Il rappelait notamment cette période fondatrice, pleine de trouble, entre 1917 et 1948 : « En 1929, les Arabes se révoltent et des incidents sanglants éclatent. Les événements se précipitent. La situation des Juifs d’Europe se dégrade de jour en jour. Des millions de Juifs sont condamnés à l’extermination systématique. Lorsque Théodore Herzl avait songé à l’État juif, il avait envisagé une immigration progressive, jamais en catastrophe. La puissance mandataire britannique fermera aux Juifs les portes de la Palestine, en bafouant l’esprit même de la déclaration Balfour pour un Foyer National. La rage au cœur, les Juifs, convaincus de leur bon droit, réussissent quand même à forcer le blocus et à pénétrer clandestinement dans leur pays. Des milliers d’entre eux sont arrêtés par les autorités britanniques et sont refoulés vers de nouveaux camps, à Chypre. L’épopée de l’immigration clandestine atteint son apogée avec la célèbre affaire du bateau Exodus. ».

L'écrivain israélien Clinton Bailey, qui avait interviewé Ben Gourion en avril 1968 (l'interview a été diffusée le mardi 23 mai 2017 sur Arte), le décrivait comme ceci le 17 mai 2017 : « Il n’était pas seulement un intellectuel. Il était un homme d’État, un homme politique et un intellectuel. Il était un expert pour manœuvrer et naviguer entre les Britanniques et les Arabes pour que nous continuions à devenir un État. (…) Ben Gourion a en quelque sorte permis aux Allemands de prendre collectivement un nouveau départ qui serait cette fois du bon côté de l’Histoire. En acceptant les réparations, Ben Gourion a offert aux Allemands un second commencement après la guerre. Ben Gourion était un esprit libre. Il avait confiance en lui et dans son jugement. Et en même temps, il croyait à l’esprit collectif et à la volonté nécessaire pour réaliser un rêve commun. Et les Israéliens ont l’esprit et la volonté. Ben Gourion les a captés et embrassés pour donner une réalité, avec ses pairs, au rêve partagé. » (propos recueillis par Yvette Nahmia-Messinas sur son blog du "Jerusalem Post").
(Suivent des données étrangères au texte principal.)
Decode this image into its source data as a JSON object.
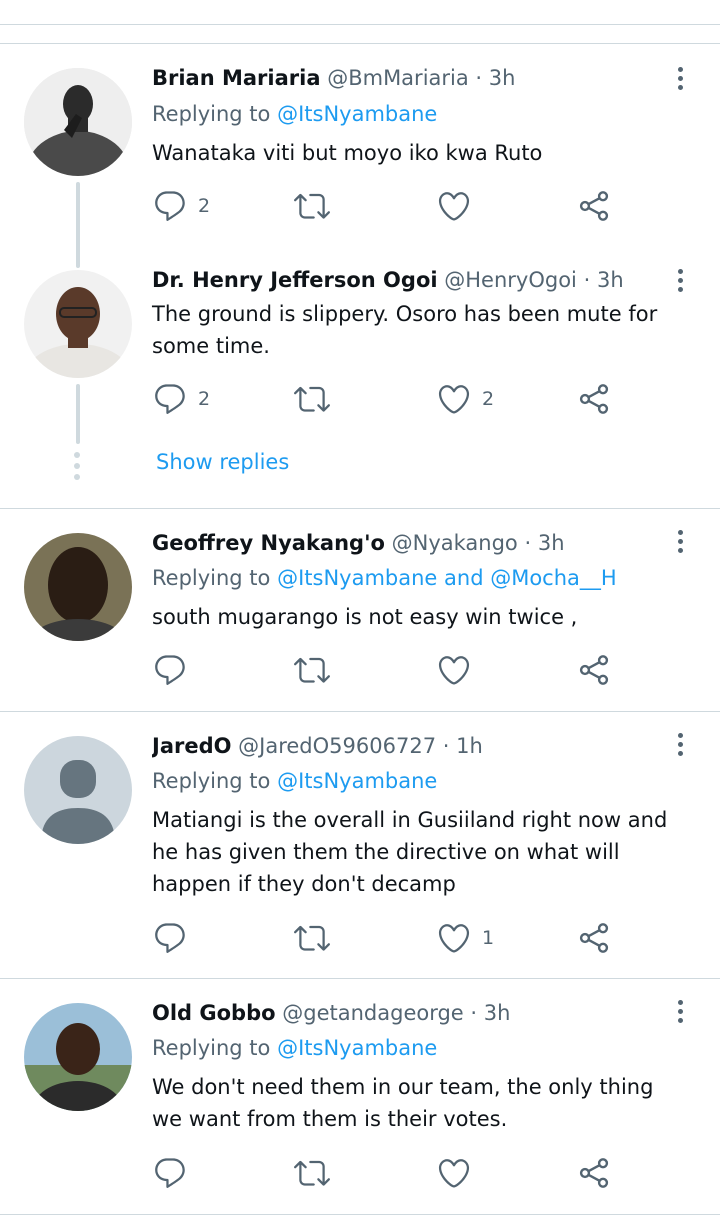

Quant à Alain Poher, qui fut Président du Sénat en France (entre 1968 et 1992), il exprimait sa fascination pour l'homme d'État : « Ben Gourion était de la trempe de ces hommes qui tiennent dans l'histoire d'un pays une place que, légende vivante, ses contemporains lui ont reconnue et que les génération montantes ne pourront jamais méconnaître. ».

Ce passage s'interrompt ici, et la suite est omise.